Don’t Be Grand: Fewer Words Mean More


The other day, I heard the above quote while watching a television show. It stuck with me. A lot of words stick with me. These words not only stuck with me, they stuck out.

As I am sure I have said before, I love classic novels, especially from the 20th century. Nowadays, it takes a lot for a book to stand out. Barnes and Noble stores are filled with hardback after hardback. I don’t think the problem is getting a book published. I think the problem is making it memorable.

I think this century of writers and readers alike aren’t as fine-tuned anymore. Everyone considers themselves a lover of books and tea or coffee without really knowing what it means. Reading is not as honest and true as it used to be. Just as the writing is not the same.

I think what sets apart writers in the past from writers in the present is accessibility, resource, and most of all, talent. Nowadays, it seems like more people get offers to have books written about them than they do to simply write on their own.
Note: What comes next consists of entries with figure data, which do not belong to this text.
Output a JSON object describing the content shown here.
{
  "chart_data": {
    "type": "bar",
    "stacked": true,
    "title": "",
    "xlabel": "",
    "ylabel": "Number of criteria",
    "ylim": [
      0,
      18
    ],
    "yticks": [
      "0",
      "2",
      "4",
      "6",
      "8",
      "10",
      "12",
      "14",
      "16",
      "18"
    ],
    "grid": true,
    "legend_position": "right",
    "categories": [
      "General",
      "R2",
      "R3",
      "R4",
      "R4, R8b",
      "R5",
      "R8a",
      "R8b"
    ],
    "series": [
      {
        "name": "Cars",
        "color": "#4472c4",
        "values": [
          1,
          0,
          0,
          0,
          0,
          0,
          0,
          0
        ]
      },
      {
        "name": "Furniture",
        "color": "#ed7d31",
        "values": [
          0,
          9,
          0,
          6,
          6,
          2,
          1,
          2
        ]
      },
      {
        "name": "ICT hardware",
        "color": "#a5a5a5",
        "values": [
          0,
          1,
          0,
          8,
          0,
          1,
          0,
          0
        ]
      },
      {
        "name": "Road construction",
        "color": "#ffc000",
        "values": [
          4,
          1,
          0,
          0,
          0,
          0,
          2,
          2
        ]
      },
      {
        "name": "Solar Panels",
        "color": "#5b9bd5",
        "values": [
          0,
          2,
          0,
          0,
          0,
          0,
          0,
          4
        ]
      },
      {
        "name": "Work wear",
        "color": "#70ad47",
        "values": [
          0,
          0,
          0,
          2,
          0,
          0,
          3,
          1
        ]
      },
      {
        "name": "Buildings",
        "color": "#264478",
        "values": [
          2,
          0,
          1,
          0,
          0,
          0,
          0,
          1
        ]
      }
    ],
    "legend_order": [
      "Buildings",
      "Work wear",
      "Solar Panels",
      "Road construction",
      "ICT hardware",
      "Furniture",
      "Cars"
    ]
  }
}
This is merely speculation. But, I think it is a worthwhile topic. We live in a world where people simply talk and write to be heard. Not to make a point. We live in a word where attention matters more than authenticity. We live in a world where that same attention cannot last more than 15 minutes at a time. Yet, others continue to fight for it and prevail.

No longer are words of the few important. Now, it’s how much can you say and how many ways can you say it. This above quote can be interpreted in many ways, and that’s okay. But, I think Kerouac had a point.

We are constantly trying to find the right words to say this or that in this amount of time, rather than simply saying. Writing and communicating with others can be hard, especially when we are fighting so many distractions in the world.

Writing and speaking should be simple. Yet, we have overcomplicated it. I am sure Kerouac had some unspoken thoughts he needed to express when he said this. But, I don’t think that was his point. I think he was trying to show that even writers have trouble finding the right words, in a distracting world.

He wrote in a troubled time filled with a lot of change. He himself had his own faults and setbacks. One thing is certain, though, when Kerouac committed to saying something, he gave it his all. He wrote one of his novels in 48 hours.

He did so not because he had a pressing deadline. No. He was inspired. He did not hold himself back. As one of his fellow writing cohorts, Ernest Hemmingway said, he wrote until he bled. I know I just talked about writing last week.

But, this quote stuck out to me. And writing is a passion of mine, no matter how hard and unfulfilling it can be at times. Sometimes, I will continuously hit walls of creative nothingness. Other times, I simply have to find the right words.

It’s just that simple.

My call to you is simple: Don’t be grander than you ought. Say what you want to say, how you want to say it, when you want to say it. I am not saying do not ever have a filter. I am saying don’t have such a thick filter you forget what you are trying to say in the first place.

Time and word count are not of the essence. Genuinely honest thoughts are.